Il suddetto rito è presente sia nella cultura pagana sia in quella paleocristiana ma con delle interessanti differenze, infatti, in quella pagana aveva la funzione di aiutare i congiunti a separarsi dal defunto e tale distacco avveniva in più tempi; il primo banchetto, detto «silicerium», avveniva dopo la sepoltura, era riservato ai familiari più stretti, il secondo banchetto, detto «novemdialis», avveniva dopo nove giorni dalla sepoltura ed era aperto anche ai non familiari e serviva a riallacciare i legami con la società interrotti durante la fase del lutto più stretto.
Il banchetto funerario paleocristiano, seppur simile nel rito a quello pagano, aveva un diverso significato perché nel «refrigerium», così chiamato dai Cristiani, la commemorazione del defunto, soprattutto se era un martire, aveva un forte valore sociale e serviva a rinsaldare la comunità intorno ai nuovi valori religiosi poiché tutti gli affiliati vi partecipavano e non solo la famiglia colpita direttamente dalla perdita.
Tale rito, in piena età carolingia, fu eliminato dalla Chiesa perché divenne un modo per banchettare e non per commemorare il defunto e si trasferì nelle Messe commemorative, come avviene oggi, il suo ricordo.
Una curiosità, ancora oggi esiste un rapporto tra il cibo e il lutto, senza entrare nel dettaglio vi rimando al film L’oro di Napoli di Vittorio De Sica (del 1954), in particolar modo ai due episodi La pizza a credito e Il Funeralino.
Per farvi un’idea su come il repertorio funerario pagano si confonda con quello cristiano vi cito altri due esempi di sarcofagi: il primo caso è conservato nel Museo Archeologico di Napoli, raffigura la porta di ingresso dell’ultima dimora che il defunto varcherà.

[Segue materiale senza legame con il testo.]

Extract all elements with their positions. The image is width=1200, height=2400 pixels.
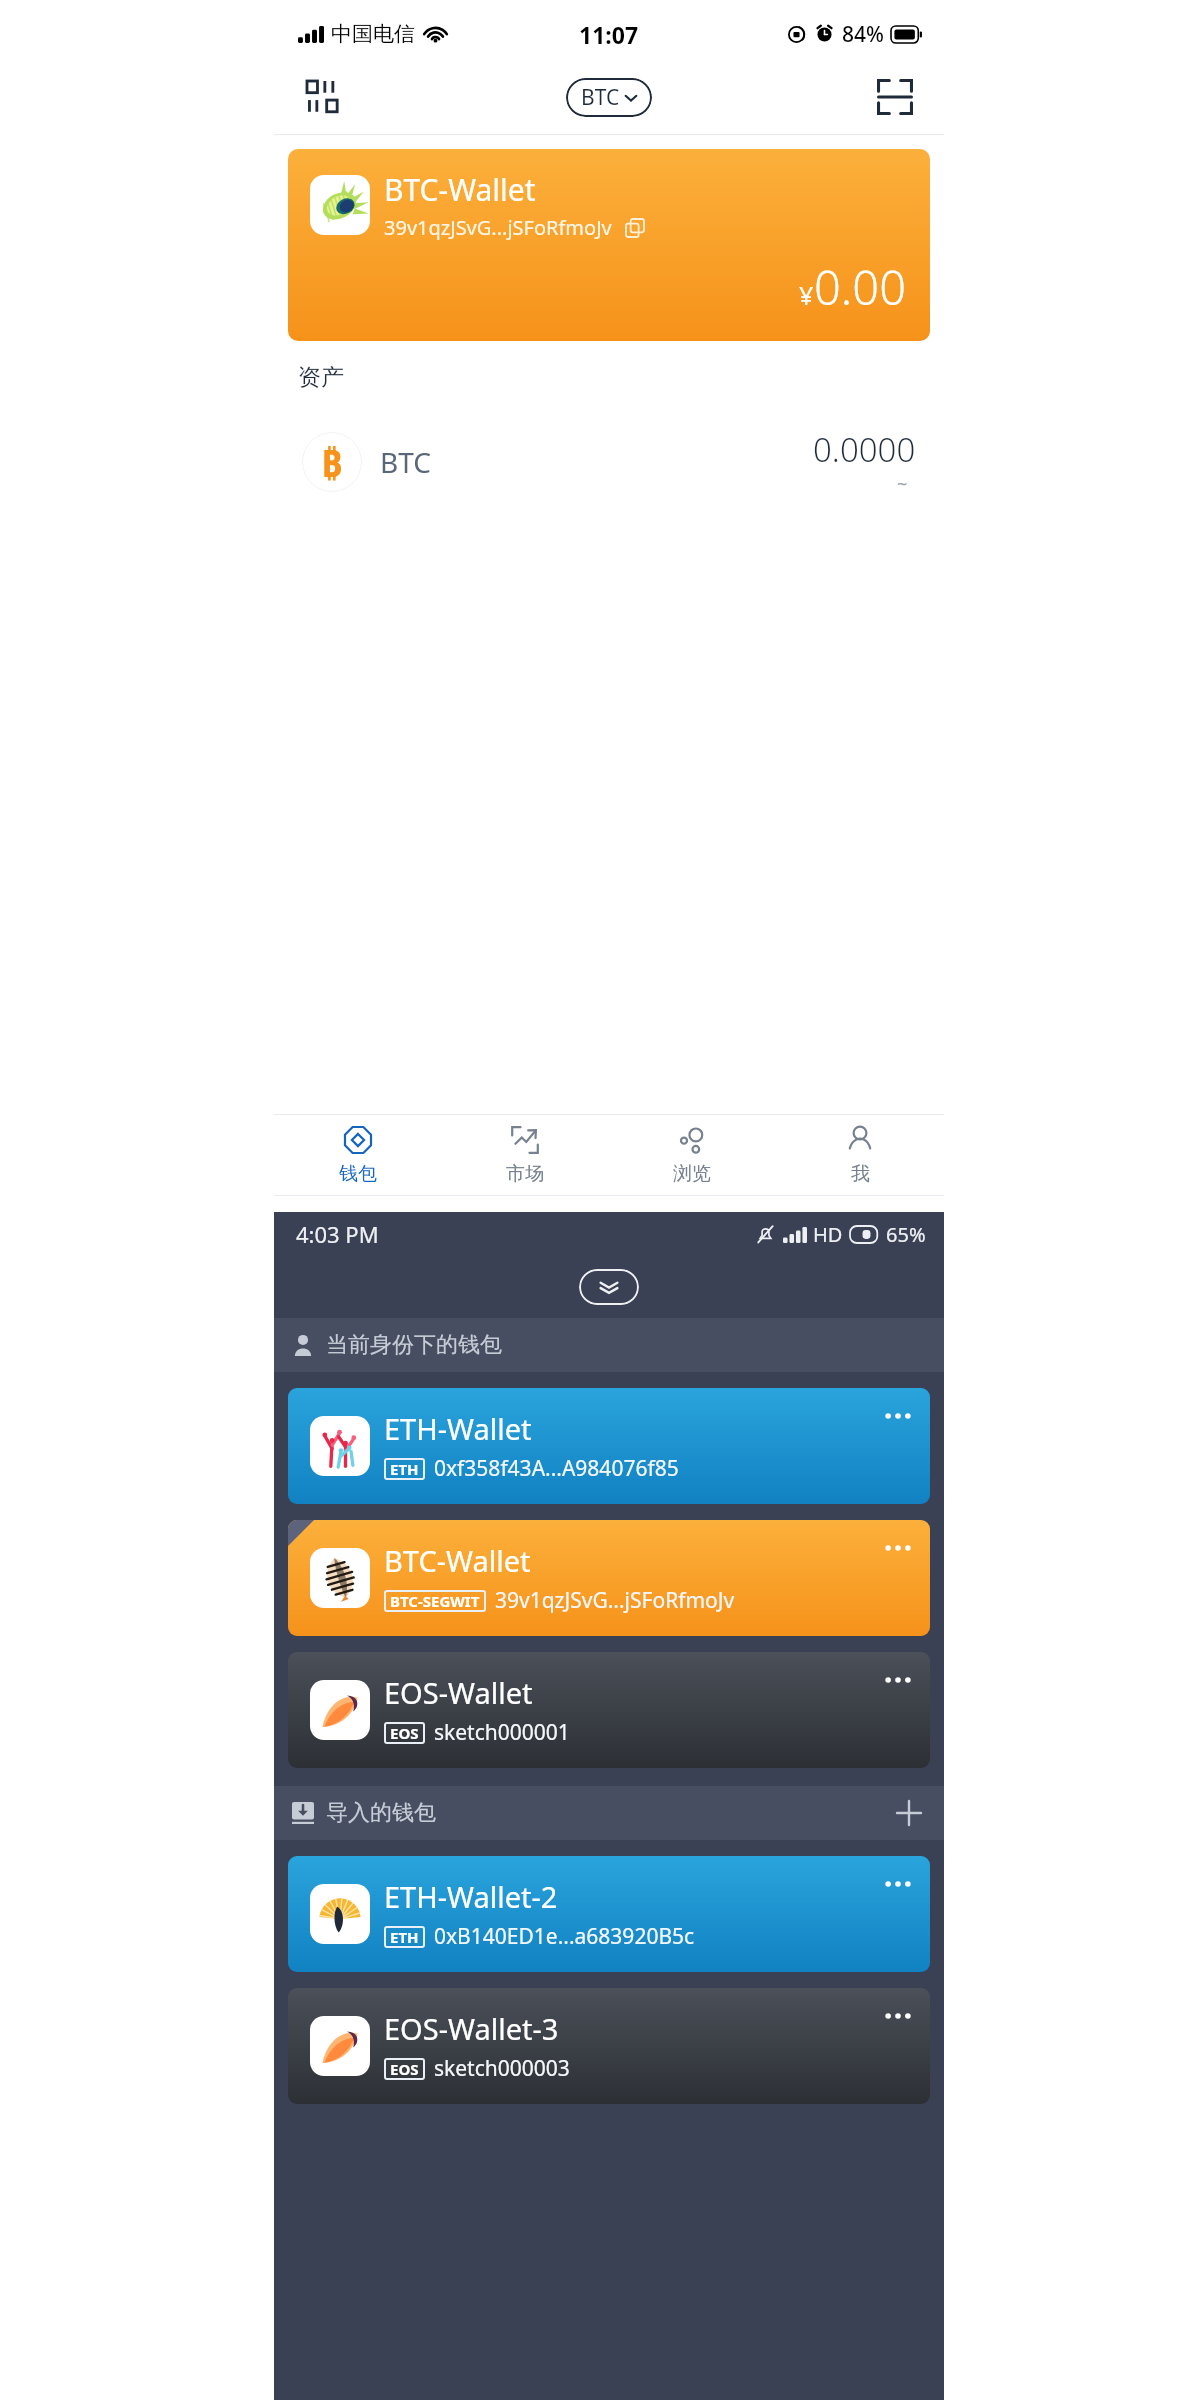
- staticText: BTC: [581, 83, 620, 112]
- staticText: ¥: [799, 278, 814, 312]
- staticText: ~: [897, 472, 908, 497]
- staticText: sketch000001: [434, 1718, 570, 1747]
- button[interactable]: EOS-Wallet: [288, 1652, 930, 1768]
- staticText: EOS: [390, 2059, 419, 2079]
- button[interactable]: More options: [876, 1526, 920, 1570]
- button[interactable]: Add wallet: [892, 1796, 926, 1830]
- button[interactable]: 当前身份下的钱包: [274, 1318, 944, 1372]
- button[interactable]: More options: [876, 1862, 920, 1906]
- staticText: 0xf358f43A...A984076f85: [434, 1454, 679, 1483]
- staticText: 导入的钱包: [326, 1799, 436, 1827]
- staticText: 84%: [842, 20, 884, 49]
- staticText: ETH-Wallet-2: [384, 1877, 558, 1916]
- staticText: BTC-Wallet: [384, 169, 536, 210]
- button[interactable]: 导入的钱包: [274, 1786, 944, 1840]
- button[interactable]: ETH-Wallet: [288, 1388, 930, 1504]
- button[interactable]: Scan QR code: [868, 70, 922, 124]
- staticText: 市场: [506, 1162, 544, 1186]
- staticText: 11:07: [579, 19, 639, 50]
- button[interactable]: 市场: [441, 1115, 608, 1195]
- staticText: BTC: [380, 443, 431, 481]
- button[interactable]: ₿: [274, 416, 944, 508]
- button[interactable]: More options: [876, 1658, 920, 1702]
- staticText: 资产: [298, 363, 344, 392]
- button[interactable]: Copy address: [622, 215, 648, 241]
- staticText: 钱包: [339, 1162, 377, 1186]
- staticText: EOS-Wallet-3: [384, 2009, 559, 2048]
- staticText: 中国电信: [331, 21, 415, 47]
- staticText: 39v1qzJSvG...jSFoRfmoJv: [495, 1586, 735, 1615]
- button[interactable]: BTC: [566, 78, 652, 117]
- staticText: 我: [851, 1162, 870, 1186]
- staticText: 浏览: [673, 1162, 711, 1186]
- staticText: BTC-SEGWIT: [390, 1591, 480, 1611]
- button[interactable]: More options: [876, 1394, 920, 1438]
- button[interactable]: EOS-Wallet-3: [288, 1988, 930, 2104]
- staticText: EOS-Wallet: [384, 1673, 533, 1712]
- staticText: ETH: [390, 1927, 419, 1947]
- staticText: HD: [813, 1221, 843, 1248]
- button[interactable]: 浏览: [608, 1115, 776, 1195]
- button[interactable]: BTC-Wallet: [288, 149, 930, 341]
- staticText: 0.0000: [813, 427, 916, 472]
- staticText: 0xB140ED1e...a683920B5c: [434, 1922, 695, 1951]
- button[interactable]: BTC-Wallet: [288, 1520, 930, 1636]
- button[interactable]: Menu: [296, 70, 350, 124]
- staticText: 65%: [886, 1221, 926, 1248]
- staticText: 39v1qzJSvG...jSFoRfmoJv: [384, 214, 612, 241]
- staticText: sketch000003: [434, 2054, 570, 2083]
- staticText: ETH-Wallet: [384, 1409, 532, 1448]
- button[interactable]: ETH-Wallet-2: [288, 1856, 930, 1972]
- staticText: BTC-Wallet: [384, 1541, 531, 1580]
- button[interactable]: Collapse: [579, 1269, 639, 1305]
- button[interactable]: 我: [776, 1115, 944, 1195]
- button[interactable]: More options: [876, 1994, 920, 2038]
- staticText: 4:03 PM: [296, 1219, 379, 1249]
- staticText: 0.00: [814, 255, 906, 319]
- staticText: 当前身份下的钱包: [326, 1331, 502, 1359]
- staticText: ₿: [321, 437, 343, 487]
- staticText: EOS: [390, 1723, 419, 1743]
- staticText: ETH: [390, 1459, 419, 1479]
- button[interactable]: 钱包: [274, 1115, 441, 1195]
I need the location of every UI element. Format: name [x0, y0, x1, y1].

Il sarcofago del Museo Archeologico di Napoli (Italia); fotografia di Annalaura Uccella, 2012
Il secondo esempio è un sarcofago che presenta un repertorio tipicamente cristiano: sotto il clipeo troviamo la scena del buon pastore, in alto a sinistra è raffigurato Giona salvato dalle acque e sul lato destro troviamo una scena di banchetto che può essere interpretato come quello funebre o come Ultima Cena.